Kunapareddy Nagapratima, Freyer James P, Mourant Judith R
Los Alamos National Laboratory, Bioscience Division, MS E535, Los Alamos, New Mexico 87545, USA.
J Biomed Opt. 2008 Sep-Oct;13(5):054002. doi: 10.1117/1.2978061.
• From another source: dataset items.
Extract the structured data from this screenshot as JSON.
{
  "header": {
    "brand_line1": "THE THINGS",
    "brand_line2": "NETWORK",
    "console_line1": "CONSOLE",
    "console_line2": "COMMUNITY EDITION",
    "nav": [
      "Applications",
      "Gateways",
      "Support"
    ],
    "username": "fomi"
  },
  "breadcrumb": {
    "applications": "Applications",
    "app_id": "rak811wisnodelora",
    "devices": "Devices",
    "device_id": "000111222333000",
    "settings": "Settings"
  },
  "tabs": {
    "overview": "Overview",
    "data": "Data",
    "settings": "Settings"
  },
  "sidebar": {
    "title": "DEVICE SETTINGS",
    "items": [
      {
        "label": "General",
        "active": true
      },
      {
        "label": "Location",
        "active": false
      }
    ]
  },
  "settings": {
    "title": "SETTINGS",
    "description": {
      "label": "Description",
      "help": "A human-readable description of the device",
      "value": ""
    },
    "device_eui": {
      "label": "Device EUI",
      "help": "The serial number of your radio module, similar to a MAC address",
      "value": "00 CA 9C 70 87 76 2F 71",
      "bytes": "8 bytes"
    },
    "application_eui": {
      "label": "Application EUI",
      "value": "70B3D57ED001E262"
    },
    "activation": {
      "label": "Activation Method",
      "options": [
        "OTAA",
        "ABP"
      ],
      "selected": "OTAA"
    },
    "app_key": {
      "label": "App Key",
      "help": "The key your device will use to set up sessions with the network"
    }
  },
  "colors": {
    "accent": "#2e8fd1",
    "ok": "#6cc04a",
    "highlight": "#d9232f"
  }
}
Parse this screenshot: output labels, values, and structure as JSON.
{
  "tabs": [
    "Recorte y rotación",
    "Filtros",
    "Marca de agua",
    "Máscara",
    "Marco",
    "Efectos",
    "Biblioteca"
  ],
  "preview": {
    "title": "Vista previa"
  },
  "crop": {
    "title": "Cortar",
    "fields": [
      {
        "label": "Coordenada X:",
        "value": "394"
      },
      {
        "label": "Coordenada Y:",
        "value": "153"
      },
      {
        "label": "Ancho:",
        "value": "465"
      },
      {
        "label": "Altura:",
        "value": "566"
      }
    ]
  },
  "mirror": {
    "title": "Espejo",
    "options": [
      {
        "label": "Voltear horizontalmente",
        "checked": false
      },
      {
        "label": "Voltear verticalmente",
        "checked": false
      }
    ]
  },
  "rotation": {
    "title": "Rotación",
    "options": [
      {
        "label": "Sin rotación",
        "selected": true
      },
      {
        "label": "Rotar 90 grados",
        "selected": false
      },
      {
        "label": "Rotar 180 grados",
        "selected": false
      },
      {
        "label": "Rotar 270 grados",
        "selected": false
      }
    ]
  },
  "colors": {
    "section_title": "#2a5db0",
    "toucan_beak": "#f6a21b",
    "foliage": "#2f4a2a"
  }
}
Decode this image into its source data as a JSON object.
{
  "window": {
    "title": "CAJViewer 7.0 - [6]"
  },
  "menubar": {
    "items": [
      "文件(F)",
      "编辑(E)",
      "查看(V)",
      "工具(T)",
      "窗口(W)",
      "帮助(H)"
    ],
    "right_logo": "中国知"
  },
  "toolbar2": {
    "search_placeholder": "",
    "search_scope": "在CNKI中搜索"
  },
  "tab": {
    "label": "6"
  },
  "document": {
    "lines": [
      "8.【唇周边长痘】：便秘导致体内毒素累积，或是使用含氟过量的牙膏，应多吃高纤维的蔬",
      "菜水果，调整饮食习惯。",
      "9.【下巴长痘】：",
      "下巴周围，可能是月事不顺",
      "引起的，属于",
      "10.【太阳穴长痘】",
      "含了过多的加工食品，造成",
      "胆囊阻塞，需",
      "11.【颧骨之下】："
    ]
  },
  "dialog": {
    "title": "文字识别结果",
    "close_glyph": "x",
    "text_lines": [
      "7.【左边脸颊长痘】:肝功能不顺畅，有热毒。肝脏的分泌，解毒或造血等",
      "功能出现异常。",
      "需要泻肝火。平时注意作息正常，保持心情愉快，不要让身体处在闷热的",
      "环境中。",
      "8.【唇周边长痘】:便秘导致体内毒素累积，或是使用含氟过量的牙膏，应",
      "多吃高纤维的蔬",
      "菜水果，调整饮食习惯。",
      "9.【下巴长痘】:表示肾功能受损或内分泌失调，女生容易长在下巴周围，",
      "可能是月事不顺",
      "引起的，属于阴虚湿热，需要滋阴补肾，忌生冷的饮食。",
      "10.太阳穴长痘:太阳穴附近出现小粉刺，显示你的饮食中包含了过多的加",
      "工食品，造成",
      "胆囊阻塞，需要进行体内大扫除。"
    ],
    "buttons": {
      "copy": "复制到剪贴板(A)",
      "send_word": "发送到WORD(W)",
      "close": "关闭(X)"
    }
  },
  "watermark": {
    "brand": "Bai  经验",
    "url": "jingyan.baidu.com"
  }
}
Raman spectroscopy has been used to estimate the biochemical changes due to necrosis in an in vitro model system comprised of a human malignant melanoma cell line (MEL-28). Combined oxygen and glucose deprivation was used to simulate necrotic cell death in tumors. Raman spectroscopy measurements of nonproliferating live cells and dead cells were made at 24, 48, and 72 hours. Quantitative estimates of the biochemical composition of live and dead cells were made by fitting cell spectra to the basis spectra of protein, lipid, RNA, DNA, and glycogen. A decrease in the relative amount of lipid and RNA, and an increase in the relative protein content, were observed in dead cells. A comparison of the spectra indicated the existence of conformational changes in protein and nucleic acids in dead cells. These results suggest that Raman spectroscopy could be used to detect necrotic cell death in tumors.
拉曼光谱已被用于评估在由人类恶性黑色素瘤细胞系(MEL - 28)组成的体外模型系统中由于坏死引起的生化变化。联合缺氧和葡萄糖剥夺被用于模拟肿瘤中的坏死性细胞死亡。在24、48和72小时对非增殖活细胞和死细胞进行了拉曼光谱测量。通过将细胞光谱拟合到蛋白质、脂质、RNA、DNA和糖原的基础光谱上,对活细胞和死细胞的生化组成进行了定量估计。在死细胞中观察到脂质和RNA相对含量的减少以及相对蛋白质含量的增加。光谱比较表明死细胞中蛋白质和核酸存在构象变化。这些结果表明拉曼光谱可用于检测肿瘤中的坏死性细胞死亡。